More from the priestly priest . . .
As time goes by, the gap between intention and performance grows larger. It is normal for alcoholics to be all-or-nothing: some thing is either worth doing or it is dismissed as rubbish, nonsense, or something beneath contempt. And even then, the chances are nothing will happen. Most alcoholics live most of the time in a state of complete potential. They may be about to do something, they could do something, they may be thinking about doing something, but they rarely do anything, other than drinking. Planning looks wonderful and powerful, and contemplation looks helpful, but action is unusual. Many alcoholics have set out to write the best novel in the world with a blank sheet of paper and a bottle. Very often the bottle is finished before a single line has been written down. They attempt to take alcohol along with them on their path to fame and fortune, success, and fulfillment.
(Ed. Note: Action appears in the literature 48 times; Intention, 3. Apparently action is where the excitement is.)
There's a passage somewhere about the fact that the alcoholic judges himself by his intentions while the world judges him by his actions. Talk is cheap.
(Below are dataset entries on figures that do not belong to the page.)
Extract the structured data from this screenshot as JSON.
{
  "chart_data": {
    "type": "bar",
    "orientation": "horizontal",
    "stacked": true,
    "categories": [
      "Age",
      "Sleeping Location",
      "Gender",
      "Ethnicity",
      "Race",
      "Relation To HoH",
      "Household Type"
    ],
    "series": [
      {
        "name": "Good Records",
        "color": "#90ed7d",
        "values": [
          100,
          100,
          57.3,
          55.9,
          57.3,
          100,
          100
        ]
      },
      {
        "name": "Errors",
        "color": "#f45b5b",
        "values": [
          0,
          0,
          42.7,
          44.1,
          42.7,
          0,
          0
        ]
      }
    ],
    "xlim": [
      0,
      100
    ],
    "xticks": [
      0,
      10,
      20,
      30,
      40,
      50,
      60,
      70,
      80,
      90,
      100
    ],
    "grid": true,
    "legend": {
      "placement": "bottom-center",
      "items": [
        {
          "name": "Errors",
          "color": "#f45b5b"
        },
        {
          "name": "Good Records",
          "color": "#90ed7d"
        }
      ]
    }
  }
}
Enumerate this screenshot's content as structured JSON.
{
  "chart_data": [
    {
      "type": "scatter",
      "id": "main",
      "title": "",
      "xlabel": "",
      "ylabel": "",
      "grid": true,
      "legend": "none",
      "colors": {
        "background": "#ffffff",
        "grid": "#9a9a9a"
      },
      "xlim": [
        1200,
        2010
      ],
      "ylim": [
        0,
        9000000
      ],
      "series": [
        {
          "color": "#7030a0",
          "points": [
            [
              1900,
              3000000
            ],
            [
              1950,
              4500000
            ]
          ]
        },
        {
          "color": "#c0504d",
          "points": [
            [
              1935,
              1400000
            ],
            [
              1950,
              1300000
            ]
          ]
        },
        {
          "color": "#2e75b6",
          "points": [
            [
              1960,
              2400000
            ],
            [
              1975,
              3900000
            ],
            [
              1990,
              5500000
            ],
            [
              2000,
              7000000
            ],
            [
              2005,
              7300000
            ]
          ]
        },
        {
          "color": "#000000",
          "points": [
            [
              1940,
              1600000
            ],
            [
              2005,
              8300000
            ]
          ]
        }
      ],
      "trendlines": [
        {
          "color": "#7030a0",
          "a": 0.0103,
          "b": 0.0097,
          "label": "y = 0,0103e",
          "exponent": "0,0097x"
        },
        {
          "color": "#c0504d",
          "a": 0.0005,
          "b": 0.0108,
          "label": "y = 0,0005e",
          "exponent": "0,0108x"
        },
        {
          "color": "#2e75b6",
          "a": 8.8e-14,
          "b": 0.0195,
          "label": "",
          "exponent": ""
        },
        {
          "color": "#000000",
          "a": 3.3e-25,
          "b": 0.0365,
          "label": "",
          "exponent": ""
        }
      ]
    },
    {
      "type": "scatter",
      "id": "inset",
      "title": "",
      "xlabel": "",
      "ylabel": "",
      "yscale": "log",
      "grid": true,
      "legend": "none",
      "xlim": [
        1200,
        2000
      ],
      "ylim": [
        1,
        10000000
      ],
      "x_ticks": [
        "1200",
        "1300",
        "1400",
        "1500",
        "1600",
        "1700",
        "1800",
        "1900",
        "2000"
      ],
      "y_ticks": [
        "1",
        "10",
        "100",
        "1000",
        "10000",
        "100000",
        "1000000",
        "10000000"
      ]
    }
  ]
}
Action is where the rubber hits the road.
Here's a section from the Big Book that drives home the point about the power of alcohol in our lives: "I have had many men who had, for example, worked a period of months on some problem or business deal which was to be settled on a certain date, favorably to them. They took a drink a day or so prior to the date, and then the phenomenon of craving at once became paramount to all other interests so that the important appointment was not met."
When I was a kid my family and I decided that I should become an eye doctor. In college I exploited a loophole to get accepted at optometry school after only two years of undergraduate work. I killed myself, doubling up on classes and going to summer school, in a huge hurry to get somewhere. I was fine for the first two years of optometry and even passed the first set of the state certification boards, although my alcohol consumption was really interfering with my ability to do the work. The start of my fifth year of university saw me simply drinking. I went to class but I didn't study. I knew this wasn't going to turn out well but I was unable to get off the bus - tomorrow I would jump back in! Inevitably, I was asked to leave. Four years of work and I decided to drink and use instead of continue my studies. This is, as you can imagine, a painful memory to contemplate, even though I've pondered it many, many times.